Unions, ACCI criticise Abbott IR policy


A powerful union has slammed the federal opposition's industrial relations policy as a return to the "most extreme elements of the Howard government," but a retail lobby group say it doesn't go far enough.

Under the coalition's policy the Australian Building and Construction Commission (ABCC) - an industry watchdog - would be re-established, a move which has angered the Electrical Trades Union (ETU).

ETU assistant national secretary Allen Hicks described the ABCC as "a discriminatory body which stripped certain workers of basic legal rights."

He said there are also concerns that other elements of the Howard government's Work Choices laws could return.

But Australian Retailers Association chief Russell Zimmerman said more should be done to "improve workplace flexibility".

"The proposals are too modest because... not only do they retain the framework of the Gillard government's fair work laws, but also retain much of the content," Mr Zimmerman said in a statement.

"There are positives, particularly in the construction sector.

"However any sectors outside of this cannot wait four years for employment regulation reforms following the Productivity Commissioner review of the fair work system."

The Accommodation Association of Australia supports the policy.

"(The policy) promotes fair, productive and efficient workplaces which will lead to higher living standards, better pay and more jobs for Australians," the group's chief Richard Munro said in a statement.

Abbott policy does not go far enough: ACCI

A key industry group accused Mr Abbott of only "dipping his toe" into workplace relations, after the release of a policy they say does little for small business.

The Australian Chamber of Commerce & Industry (ACCI) said the opposition's industrial policy, released on Thursday, was "too cautious, too modest".

"Tony Abbott has dipped his toe in the necessary process of reforming Australia's employment laws but unfortunately, most of Australian industry would still be left saddled by the Gillard government's Fair Work laws even with this policy in place," ACCI chief Peter Anderson told reporters in Canberra.

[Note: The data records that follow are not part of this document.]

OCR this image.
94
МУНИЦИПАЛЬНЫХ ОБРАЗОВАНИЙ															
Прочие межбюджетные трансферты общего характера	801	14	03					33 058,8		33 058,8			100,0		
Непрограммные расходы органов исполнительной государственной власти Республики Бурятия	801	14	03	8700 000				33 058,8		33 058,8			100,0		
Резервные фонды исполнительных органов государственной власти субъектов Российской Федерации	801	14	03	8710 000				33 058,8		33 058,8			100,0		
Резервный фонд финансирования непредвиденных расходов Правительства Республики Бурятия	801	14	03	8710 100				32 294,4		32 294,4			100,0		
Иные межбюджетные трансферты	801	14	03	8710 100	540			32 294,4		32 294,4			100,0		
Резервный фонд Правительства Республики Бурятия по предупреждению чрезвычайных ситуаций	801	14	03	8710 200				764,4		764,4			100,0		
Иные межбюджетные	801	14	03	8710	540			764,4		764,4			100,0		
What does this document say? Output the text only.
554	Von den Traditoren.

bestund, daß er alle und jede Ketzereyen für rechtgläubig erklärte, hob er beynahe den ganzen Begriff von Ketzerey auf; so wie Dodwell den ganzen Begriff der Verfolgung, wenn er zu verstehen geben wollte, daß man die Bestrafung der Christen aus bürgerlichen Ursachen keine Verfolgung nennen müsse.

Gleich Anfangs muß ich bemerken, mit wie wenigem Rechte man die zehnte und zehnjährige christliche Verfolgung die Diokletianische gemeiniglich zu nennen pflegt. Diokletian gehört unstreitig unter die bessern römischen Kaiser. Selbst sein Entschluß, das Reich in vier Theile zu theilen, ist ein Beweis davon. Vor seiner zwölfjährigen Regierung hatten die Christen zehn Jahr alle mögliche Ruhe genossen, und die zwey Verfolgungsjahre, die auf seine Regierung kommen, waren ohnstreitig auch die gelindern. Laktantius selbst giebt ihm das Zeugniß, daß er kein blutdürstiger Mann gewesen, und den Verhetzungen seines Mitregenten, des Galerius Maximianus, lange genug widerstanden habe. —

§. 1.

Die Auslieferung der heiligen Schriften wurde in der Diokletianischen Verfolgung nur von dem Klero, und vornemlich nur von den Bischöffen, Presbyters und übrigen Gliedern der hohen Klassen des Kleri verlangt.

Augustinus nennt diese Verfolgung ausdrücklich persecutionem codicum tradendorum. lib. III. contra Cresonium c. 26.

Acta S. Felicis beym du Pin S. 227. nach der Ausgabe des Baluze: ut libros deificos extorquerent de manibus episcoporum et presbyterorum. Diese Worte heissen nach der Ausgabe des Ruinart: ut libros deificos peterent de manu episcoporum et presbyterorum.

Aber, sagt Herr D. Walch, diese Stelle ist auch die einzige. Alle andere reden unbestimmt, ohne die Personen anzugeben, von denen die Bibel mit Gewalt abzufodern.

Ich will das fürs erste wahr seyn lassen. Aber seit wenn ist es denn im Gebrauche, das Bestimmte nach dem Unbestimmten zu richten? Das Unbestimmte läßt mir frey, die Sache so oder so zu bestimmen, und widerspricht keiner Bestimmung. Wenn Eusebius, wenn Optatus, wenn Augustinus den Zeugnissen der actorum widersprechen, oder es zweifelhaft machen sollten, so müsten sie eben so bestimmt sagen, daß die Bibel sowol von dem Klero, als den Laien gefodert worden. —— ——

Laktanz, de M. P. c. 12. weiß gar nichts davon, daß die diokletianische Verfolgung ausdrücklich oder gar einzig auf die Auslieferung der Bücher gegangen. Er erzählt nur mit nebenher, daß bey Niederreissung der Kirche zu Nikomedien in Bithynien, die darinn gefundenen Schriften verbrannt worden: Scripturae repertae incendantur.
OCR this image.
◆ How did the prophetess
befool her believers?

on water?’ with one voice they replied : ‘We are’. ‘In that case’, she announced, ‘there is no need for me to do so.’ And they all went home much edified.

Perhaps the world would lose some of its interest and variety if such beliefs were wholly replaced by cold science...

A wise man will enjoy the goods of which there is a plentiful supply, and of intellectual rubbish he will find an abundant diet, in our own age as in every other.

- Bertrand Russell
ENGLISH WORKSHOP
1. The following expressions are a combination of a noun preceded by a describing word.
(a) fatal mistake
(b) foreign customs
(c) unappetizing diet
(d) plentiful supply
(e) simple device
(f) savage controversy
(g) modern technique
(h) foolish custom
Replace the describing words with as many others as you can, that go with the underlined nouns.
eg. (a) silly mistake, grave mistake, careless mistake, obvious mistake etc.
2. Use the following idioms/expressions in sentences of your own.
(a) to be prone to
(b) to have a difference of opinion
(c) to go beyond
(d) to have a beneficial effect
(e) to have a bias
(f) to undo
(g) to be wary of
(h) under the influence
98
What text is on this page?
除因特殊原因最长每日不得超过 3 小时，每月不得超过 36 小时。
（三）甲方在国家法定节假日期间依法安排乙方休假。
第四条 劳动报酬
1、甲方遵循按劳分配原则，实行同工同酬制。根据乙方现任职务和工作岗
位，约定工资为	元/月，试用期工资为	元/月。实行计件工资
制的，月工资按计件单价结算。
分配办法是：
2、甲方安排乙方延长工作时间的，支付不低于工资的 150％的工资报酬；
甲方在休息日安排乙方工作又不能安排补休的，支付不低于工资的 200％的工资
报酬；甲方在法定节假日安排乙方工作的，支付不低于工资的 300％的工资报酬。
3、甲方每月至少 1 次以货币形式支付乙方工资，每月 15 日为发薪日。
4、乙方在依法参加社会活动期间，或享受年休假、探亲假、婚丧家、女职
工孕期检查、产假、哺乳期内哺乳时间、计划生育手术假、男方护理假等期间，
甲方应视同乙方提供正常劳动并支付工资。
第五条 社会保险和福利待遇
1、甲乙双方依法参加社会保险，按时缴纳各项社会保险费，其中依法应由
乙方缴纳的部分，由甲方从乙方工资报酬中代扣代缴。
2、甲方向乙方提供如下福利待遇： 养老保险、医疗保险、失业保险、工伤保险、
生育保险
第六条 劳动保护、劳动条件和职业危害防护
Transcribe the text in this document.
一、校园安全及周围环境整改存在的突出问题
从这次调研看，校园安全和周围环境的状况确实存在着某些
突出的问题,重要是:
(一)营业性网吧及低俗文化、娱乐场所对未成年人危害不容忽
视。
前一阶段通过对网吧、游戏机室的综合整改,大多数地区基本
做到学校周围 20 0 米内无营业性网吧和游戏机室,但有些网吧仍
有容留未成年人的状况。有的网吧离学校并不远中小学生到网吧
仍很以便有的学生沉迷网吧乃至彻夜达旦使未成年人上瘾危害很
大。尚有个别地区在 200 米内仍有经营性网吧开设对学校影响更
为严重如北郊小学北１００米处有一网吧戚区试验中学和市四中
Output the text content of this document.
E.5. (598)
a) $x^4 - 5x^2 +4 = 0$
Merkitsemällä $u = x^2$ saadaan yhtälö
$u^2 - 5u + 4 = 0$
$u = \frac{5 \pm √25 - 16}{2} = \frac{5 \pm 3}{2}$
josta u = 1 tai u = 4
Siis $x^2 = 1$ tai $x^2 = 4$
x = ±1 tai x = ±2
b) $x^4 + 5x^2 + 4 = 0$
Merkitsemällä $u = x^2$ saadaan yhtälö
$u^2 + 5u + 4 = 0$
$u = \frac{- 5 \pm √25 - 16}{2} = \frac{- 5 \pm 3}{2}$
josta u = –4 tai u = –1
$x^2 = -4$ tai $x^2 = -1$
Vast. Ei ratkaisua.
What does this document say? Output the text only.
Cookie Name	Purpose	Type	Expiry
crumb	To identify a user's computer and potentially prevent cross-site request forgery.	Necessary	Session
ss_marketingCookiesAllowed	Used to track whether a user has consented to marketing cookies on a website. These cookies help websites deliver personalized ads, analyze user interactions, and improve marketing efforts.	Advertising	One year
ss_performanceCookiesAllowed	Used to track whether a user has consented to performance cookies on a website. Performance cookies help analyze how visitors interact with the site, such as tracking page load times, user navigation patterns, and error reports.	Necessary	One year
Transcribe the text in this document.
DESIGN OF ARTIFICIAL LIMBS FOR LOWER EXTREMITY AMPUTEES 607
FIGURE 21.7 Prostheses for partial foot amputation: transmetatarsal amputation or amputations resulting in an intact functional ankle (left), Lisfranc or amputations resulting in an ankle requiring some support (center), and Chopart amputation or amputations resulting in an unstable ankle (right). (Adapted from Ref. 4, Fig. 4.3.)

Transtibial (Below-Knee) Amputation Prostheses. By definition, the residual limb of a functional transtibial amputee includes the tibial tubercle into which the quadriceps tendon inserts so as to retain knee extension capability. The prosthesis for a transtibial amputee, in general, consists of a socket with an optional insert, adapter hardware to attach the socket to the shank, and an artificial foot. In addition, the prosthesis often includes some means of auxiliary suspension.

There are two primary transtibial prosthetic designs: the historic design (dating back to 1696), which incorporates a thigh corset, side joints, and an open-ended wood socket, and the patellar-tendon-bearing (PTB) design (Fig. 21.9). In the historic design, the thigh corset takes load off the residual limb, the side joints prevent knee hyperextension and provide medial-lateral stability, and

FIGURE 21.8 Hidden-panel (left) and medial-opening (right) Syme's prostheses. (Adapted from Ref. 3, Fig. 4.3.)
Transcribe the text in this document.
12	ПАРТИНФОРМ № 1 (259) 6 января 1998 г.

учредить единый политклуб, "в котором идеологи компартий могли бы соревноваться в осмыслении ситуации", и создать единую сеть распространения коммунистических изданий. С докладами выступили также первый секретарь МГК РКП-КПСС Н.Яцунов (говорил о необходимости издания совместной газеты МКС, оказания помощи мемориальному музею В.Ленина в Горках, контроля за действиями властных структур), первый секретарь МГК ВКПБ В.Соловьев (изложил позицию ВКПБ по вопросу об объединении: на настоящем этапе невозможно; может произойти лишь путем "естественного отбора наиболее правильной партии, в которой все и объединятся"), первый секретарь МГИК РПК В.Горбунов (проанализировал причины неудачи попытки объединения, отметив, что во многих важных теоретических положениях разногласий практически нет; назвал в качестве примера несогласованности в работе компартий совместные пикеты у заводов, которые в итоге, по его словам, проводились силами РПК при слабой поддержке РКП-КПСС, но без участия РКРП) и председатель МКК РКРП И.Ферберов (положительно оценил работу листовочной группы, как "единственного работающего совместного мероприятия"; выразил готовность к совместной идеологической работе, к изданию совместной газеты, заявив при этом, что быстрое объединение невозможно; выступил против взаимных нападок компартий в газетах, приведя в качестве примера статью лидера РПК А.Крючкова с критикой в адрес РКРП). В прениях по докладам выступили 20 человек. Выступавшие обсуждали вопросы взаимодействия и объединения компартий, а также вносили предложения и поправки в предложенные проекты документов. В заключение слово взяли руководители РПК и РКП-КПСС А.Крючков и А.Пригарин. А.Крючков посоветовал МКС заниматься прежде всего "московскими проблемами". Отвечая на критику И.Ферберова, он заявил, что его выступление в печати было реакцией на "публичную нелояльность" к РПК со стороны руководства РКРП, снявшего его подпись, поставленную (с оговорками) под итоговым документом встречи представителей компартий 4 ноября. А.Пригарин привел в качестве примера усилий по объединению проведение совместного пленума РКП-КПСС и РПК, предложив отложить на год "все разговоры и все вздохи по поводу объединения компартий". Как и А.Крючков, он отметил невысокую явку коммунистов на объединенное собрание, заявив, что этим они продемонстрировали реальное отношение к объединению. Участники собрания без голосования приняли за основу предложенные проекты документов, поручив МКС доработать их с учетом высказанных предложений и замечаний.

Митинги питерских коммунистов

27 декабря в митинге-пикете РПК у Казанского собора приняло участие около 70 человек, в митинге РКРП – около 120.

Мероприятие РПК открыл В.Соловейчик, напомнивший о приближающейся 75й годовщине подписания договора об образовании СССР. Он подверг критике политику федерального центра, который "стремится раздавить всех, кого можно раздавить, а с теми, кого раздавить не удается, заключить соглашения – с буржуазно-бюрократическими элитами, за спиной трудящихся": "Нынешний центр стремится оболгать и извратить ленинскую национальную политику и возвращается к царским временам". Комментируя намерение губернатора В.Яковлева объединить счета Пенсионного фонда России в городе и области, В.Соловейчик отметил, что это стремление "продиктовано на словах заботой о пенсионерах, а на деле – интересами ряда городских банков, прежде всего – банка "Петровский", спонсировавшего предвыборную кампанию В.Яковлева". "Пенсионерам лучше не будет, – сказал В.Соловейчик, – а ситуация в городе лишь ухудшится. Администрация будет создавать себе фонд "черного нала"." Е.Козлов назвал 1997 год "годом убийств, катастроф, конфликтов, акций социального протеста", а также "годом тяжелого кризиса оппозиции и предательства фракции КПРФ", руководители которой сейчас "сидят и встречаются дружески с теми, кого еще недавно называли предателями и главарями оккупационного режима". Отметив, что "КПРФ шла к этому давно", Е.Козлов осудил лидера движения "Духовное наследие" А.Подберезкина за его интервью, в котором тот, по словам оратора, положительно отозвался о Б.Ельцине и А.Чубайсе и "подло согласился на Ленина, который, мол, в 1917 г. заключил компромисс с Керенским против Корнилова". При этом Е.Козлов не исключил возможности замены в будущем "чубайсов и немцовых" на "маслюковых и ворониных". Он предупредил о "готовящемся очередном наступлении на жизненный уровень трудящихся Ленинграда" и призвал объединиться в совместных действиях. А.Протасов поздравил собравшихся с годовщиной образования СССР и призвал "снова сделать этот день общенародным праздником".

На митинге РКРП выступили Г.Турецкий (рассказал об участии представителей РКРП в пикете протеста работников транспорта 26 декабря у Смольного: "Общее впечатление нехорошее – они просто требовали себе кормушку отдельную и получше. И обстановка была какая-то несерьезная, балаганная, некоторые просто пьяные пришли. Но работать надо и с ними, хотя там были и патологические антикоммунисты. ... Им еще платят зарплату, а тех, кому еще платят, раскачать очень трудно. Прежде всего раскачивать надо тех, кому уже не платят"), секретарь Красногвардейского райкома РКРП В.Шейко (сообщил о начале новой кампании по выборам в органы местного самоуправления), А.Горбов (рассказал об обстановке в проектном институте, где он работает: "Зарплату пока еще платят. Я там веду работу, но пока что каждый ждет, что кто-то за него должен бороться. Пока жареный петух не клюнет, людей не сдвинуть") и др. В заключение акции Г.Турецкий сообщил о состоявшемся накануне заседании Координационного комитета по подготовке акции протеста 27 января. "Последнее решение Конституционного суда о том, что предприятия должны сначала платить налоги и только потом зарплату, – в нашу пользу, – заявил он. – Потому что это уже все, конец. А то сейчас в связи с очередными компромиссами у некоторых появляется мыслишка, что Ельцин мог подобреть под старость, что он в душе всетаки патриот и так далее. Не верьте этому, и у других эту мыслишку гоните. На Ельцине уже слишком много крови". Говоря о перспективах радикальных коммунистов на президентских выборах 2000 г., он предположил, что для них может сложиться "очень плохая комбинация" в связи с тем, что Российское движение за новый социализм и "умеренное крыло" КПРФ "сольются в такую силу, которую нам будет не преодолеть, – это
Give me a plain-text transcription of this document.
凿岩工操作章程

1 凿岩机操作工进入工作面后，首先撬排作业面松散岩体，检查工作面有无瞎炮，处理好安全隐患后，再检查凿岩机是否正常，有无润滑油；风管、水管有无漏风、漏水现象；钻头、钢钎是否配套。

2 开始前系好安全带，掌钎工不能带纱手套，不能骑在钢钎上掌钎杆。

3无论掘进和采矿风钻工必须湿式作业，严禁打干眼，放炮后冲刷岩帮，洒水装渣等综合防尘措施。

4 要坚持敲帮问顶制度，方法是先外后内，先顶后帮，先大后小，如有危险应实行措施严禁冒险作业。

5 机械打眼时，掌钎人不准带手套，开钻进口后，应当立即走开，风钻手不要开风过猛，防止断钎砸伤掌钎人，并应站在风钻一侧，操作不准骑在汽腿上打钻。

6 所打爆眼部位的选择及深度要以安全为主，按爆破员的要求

Mr Anderson said the unionised sector would benefit from changes to union right of entry provisions, right to strike laws, and measures such as the crackdown of union corruption and thuggery in the building industry.

However, for small business he said there was not much to be excited about.

"There is no indication that Australia's small business community would be left with anything other than one sized fits all rules and the collective bargaining approaches that underpin the current fair work laws," Mr Anderson said.

"There is no prospect on the horizon of changes to unfair dismissal laws (and) there is no alternative proposals about the way in which penalty rates can be addressed and dealt with."

Mr Anderson was unimpressed with the coalition's pledge to have the Productivity Commission review the industrial relations system, saying small business should not have to wait three or four years "before they get their measure of industrial relations justice".

He also questioned Mr Abbott's push for a greater take-up of individual flexibility arrangements, saying it was not going to make "any material difference".

"It is a serious disappointment to the Australian business community that there is no real step taken in this policy to put individual agreement making back into the centre of the Australian industrial relations system," Mr Anderson said.

Shorten slams Abbott policy

Federal Employment Minister Bill Shorten wants to know what the coalition's industrial relations policy offers workers.

Mr Shorten told a Queensland Media Club lunch in Brisbane shortly after the policy was released that his main concern was what it offered workers.

"It's the first policy the opposition's tried to release on workplace relations since their disastrous Work Choices policy," he said.

"At the end of the day, workplace relations is not just all about labour regulation, it's about co-operative, productive relationships at work.

"So the real question for me is - what is in it for people ... have they ruled out attacking people's positions?"

He said lost time through industrial action was lower under Labor, while workplace productivity in the past seven quarters was up.

But most pleasingly, Thursday's unemployment figures for April showed the participation rate, or the number of people actively looking for work, had also increased.

"The market expectation was that there would only be 11,000 jobs created in April - well, let me tell you there have been 50,000 jobs created in April," he said.

Mr Shorten said there were more Australian men and women working full time now than in any other time in history.

Mr Shorten later told reporters in Brisbane that the government's industrial laws were working.

He said unemployment had fallen to 5.5 per cent and Labor had created 961,000 jobs since it came to office in 2007.

"The economy and jobs are working with the current laws," Mr Shorten said.

He said Mr Abbott's policy was short on detail in many areas.

"Today they have released a policy ... proposing to put individual contracts right back up the charts of workplace relations," Mr Shorten said.

"Tony Abbott's extreme workplace relations policies should send a shiver up the spine of every Australian worker."